Non-steroidal anti-inflammatory drugs & certain antibiotics, cancer drugs, water pills (diuretics), antimalarial drugs and antidepressants are all examples of medications that can cause tinnitus.
There are other causes of tinnitus besides these obvious causes. These other common causes of tinnitus include certain ear problems, some chronic health problems, any injuries or conditions that affect the nerves in the inner ear or the hearing centre in the brain. Some examples include:
- Meniere’s Disease: In some cases tinnitus can be an early indicator of Meniere’s Disease. It is an inner ear disorder that is caused by abnormal levels of fluid inside the inner ear.
- Eustachian tube dysfunction: When this condition occurs, the tube connecting your middle ear to the throat remains expanded all the time, resulting in constant feelings of fullness inside the ear.
- Changes in the ear bone: In some cases, the bones in your middle ear may become stiff, resulting in a condition called otosclerosis. This is usually caused by abnormal bone growth & runs in families. It can cause hearing loss & tinnitus in patients.
- Inner ear muscle spasms: Certain muscles in the inner ear can tense up resulting in tinnitus, hearing loss, & a feeling of fullness in the ear. This can happen due to multiple sclerosis, or by some other unexplainable cause.
- Disorders of the temporomandibular joint: Temporomandibular joint is the joint on each side of your head in front of the ears. This is where your lower jawbone meets your skull, & any deformities of disorders in this joint can cause tinnitus.
- Acoustic Neuroma or any other head or neck tumors: Acoustic neuroma or any other brain or neck tumors that develop on the cranial nerve which runs from the brain to the inner ear, can cause problems with hearing & pressure leading to tinnitus. Any other head or brain tumors can also sometimes cause tinnitus.
- Blood vessel disorders: various conditions that affect your blood vessels like atherosclerosis, high blood pressure, or kinked or malformed blood vessels can lead to blood moving in your arteries with force. These changes in blood vessels can sometimes cause tinnitus.
- Other chronic conditions: In some cases, other chronic conditions like diabetes, thyroid problems, migraines, anemia, & autoimmune disorders like rheumatoid arthritis & lupus are also common causes of tinnitus.
Your doctor will ask for a medical history & a detailed description of your symptoms to determine if you indeed have tinnitus.
The tests include:
- Hearing or audiological exams that determine if your hearing is within normal limits & to check for any abnormalities in this range.

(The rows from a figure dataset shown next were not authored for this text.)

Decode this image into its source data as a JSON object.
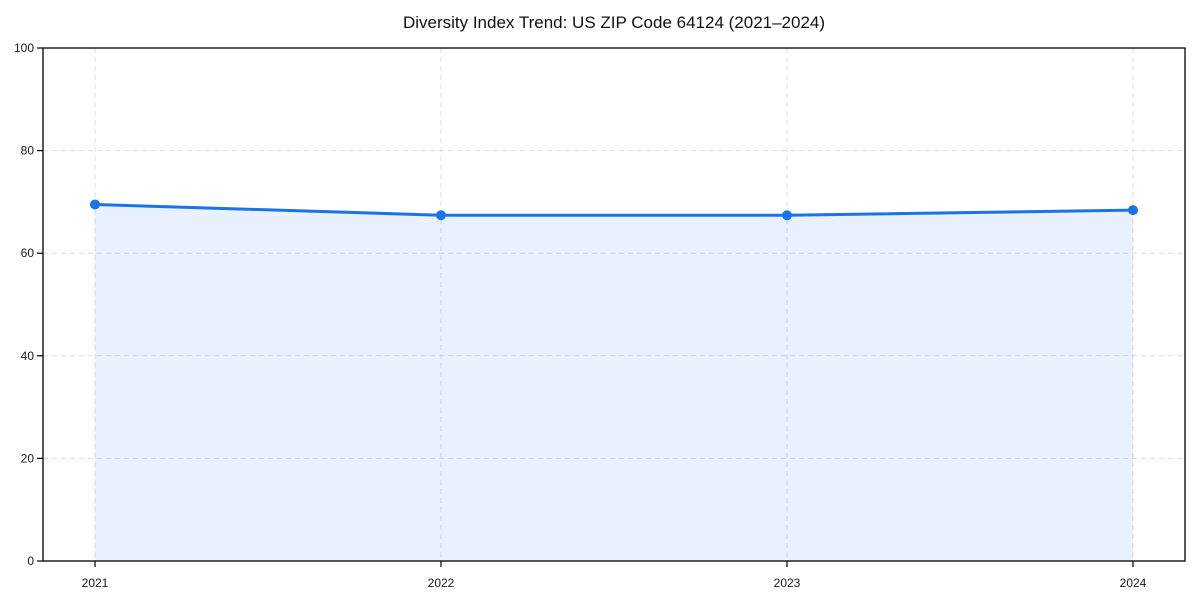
{
  "chart_data": {
    "type": "area",
    "title": "Diversity Index Trend: US ZIP Code 64124 (2021–2024)",
    "categories": [
      "2021",
      "2022",
      "2023",
      "2024"
    ],
    "series": [
      {
        "name": "Diversity Index",
        "values": [
          69.5,
          67.4,
          67.4,
          68.4
        ]
      }
    ],
    "xlabel": "",
    "ylabel": "",
    "ylim": [
      0,
      100
    ],
    "yticks": [
      0,
      20,
      40,
      60,
      80,
      100
    ],
    "grid": "dashed",
    "legend": "none",
    "colors": {
      "line": "#1a73e8",
      "fill": "rgba(26,115,232,0.10)",
      "grid": "#dcdcdc",
      "axis": "#000000",
      "text": "#1a1a1a",
      "background": "#ffffff"
    }
  }
}
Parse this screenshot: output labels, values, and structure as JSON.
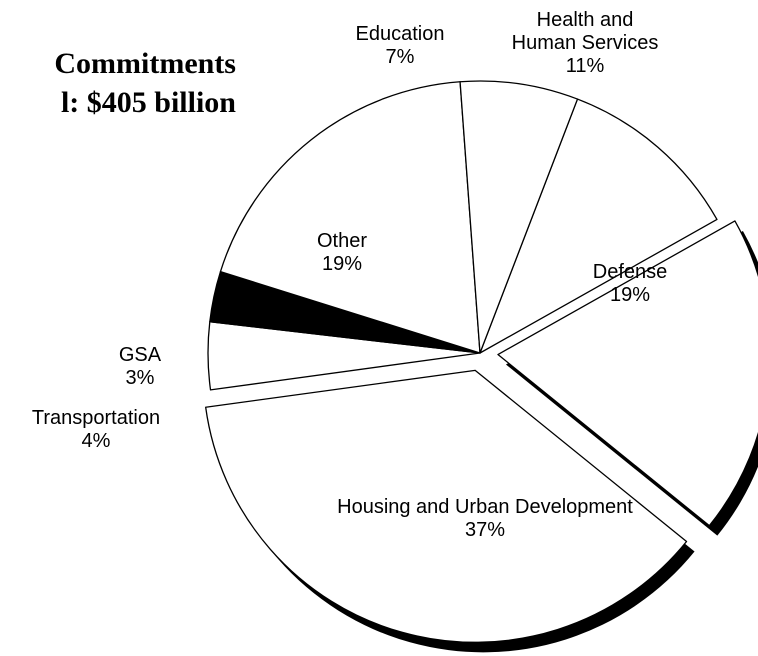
{
  "chart_data": {
    "type": "pie",
    "title_lines": [
      "Commitments",
      "l: $405 billion"
    ],
    "slices": [
      {
        "name_lines": [
          "Health and",
          "Human Services"
        ],
        "pct_label": "11%",
        "value": 11,
        "fill": "#ffffff",
        "exploded": false
      },
      {
        "name_lines": [
          "Defense"
        ],
        "pct_label": "19%",
        "value": 19,
        "fill": "#ffffff",
        "exploded": true
      },
      {
        "name_lines": [
          "Housing and Urban Development"
        ],
        "pct_label": "37%",
        "value": 37,
        "fill": "#ffffff",
        "exploded": true
      },
      {
        "name_lines": [
          "Transportation"
        ],
        "pct_label": "4%",
        "value": 4,
        "fill": "#ffffff",
        "exploded": false
      },
      {
        "name_lines": [
          "GSA"
        ],
        "pct_label": "3%",
        "value": 3,
        "fill": "#000000",
        "exploded": false
      },
      {
        "name_lines": [
          "Other"
        ],
        "pct_label": "19%",
        "value": 19,
        "fill": "#ffffff",
        "exploded": false
      },
      {
        "name_lines": [
          "Education"
        ],
        "pct_label": "7%",
        "value": 7,
        "fill": "#ffffff",
        "exploded": false
      }
    ]
  }
}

This can also help your doctors determine a possible cause for your tinnitus.
- Movements tests to determine if your ear & brain are functioning together well, along with imaging tests like the MRI & CT scans to determine any internal damages or causes of the tinnitus.
- Blood work to rule out thyroid, diabetes, or any other hormonal imbalance as the cause for your tinnitus.
Tinnitus treatment includes a variety of medications & treatment plans that focus on treating any underlying conditions that may be causing your tinnitus.
Some treatment examples include:
- Earwax removal & clearing the blocked pathways of the ear,
- Treating an underlying blood vessel condition or circulation issue to improve the blood flow towards ears,
- The use of hearing aids to help with your hearing & drowning tinnitus noise,
- Switching up or stopping medications that cause tinnitus as a side effect.